I recently posted about the Ultramodern composers of the 1920s who fell roughly into two camps: the Pan American Composers and the better funded, European-influenced League of Composers. When we change our focus to the rise of populism during the Great Depression, I think it is essential to consider the American classical music scene at-large during this time. With the rampant spread of radio broadcasts, Italian conductor Arturo Toscanini led performances by the NBC Symphony that brought unprecedented exposure of symphonic works into American homes. Many critics, including Alex Ross in The Rest is Noise: Listening to the Twentieth Century (2007), have pointed out Toscanini’s lack of attention to American and, in particular, American contemporary music. Toscanini’s significant broadcasts invariably included canonic standards of Italian opera, standard Romantic symphonic works, all-Wagner broadcasts, and an occasional venture into contemporary music of the era, such as the American premiere of Dmitri Shostakovich’s Symphony No. 7 in 1942. Some of the American new works from the New Deal period premiered by Toscanini on public radio include Samuel Barber’s Adagio for Strings in 1938; Ferde Grofé’s Grand Canyon Suite (1945); George Gershwin’s An American in Paris and Rhapsody in Blue with Benny Goodman as soloist; Copland’s El Salón México; and the marches of John Philip Sousa.

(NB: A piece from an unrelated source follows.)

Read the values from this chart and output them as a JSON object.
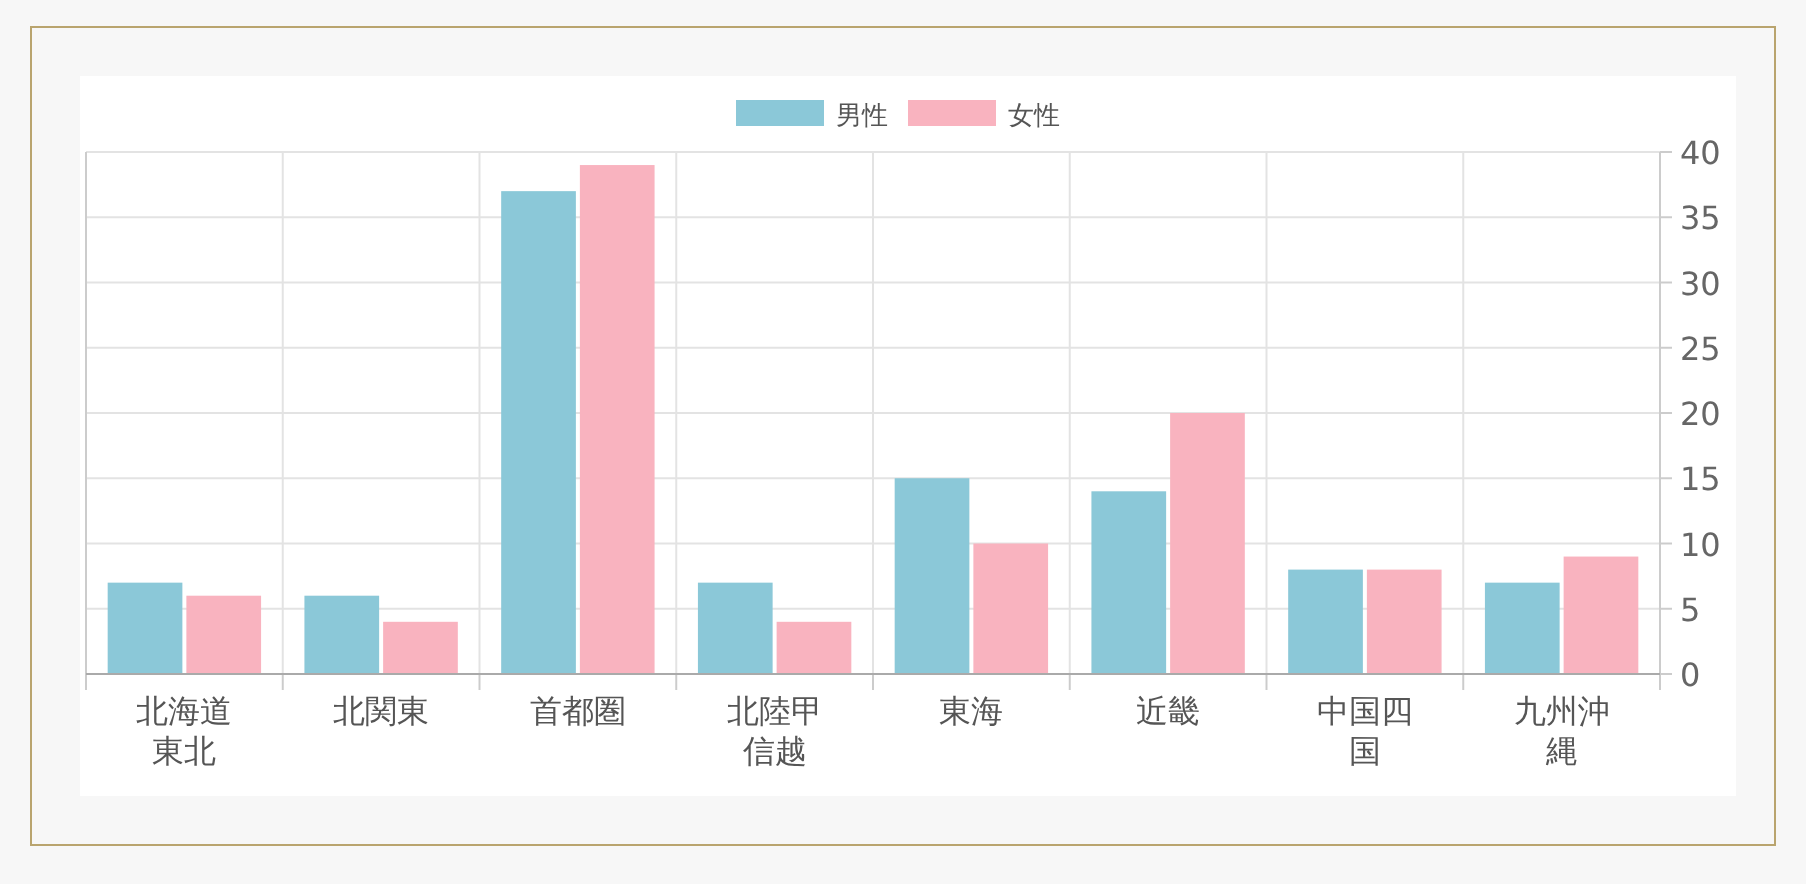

It is no small wonder, then, why Americans have developed such a firmly entrenched and crystallized symphonic canon. Even our most beloved American works from iconic composers like Copland and Gershwin can be directly traced to Toscanini’s programming during the New Deal. Ironically, the same works that Americans discovered via radio broadcast two generations ago now successfully continue to sell tickets for pops concerts (the same concerts that many of the musicians who perform them privately consider to be second-tier or “light” in scope and artistic merit). If the music that Americans know and endear falls into such a narrow category -- with a decided bent against contemporary and especially avant-garde works -- what would have happened to the reception, funding, and appreciation for American instrumental music if it had been Sergei Koussevitsky of the Boston Symphony Orchestra conducting the NBC orchestra rather than Toscanini?
Would the “average” American recognize Bartók’s Concerto for Orchestra, Roy Harris’ Symphony No. 3 or Messiaen’s Turangalila as readily as Rhapsody in Blue?
Further still, how would the support for new music look different today if even those composers working on the fringe, such as the Pan American composers, had been included as well?
Would we have need for forums such as this? http://www.artisatrocity.com
(This website is actually satirical, though there is no indication of this on the site).
Who is behind that site? I can imagine people getting really fired up about getting rid of the arts. I think the satire is a little too veiled!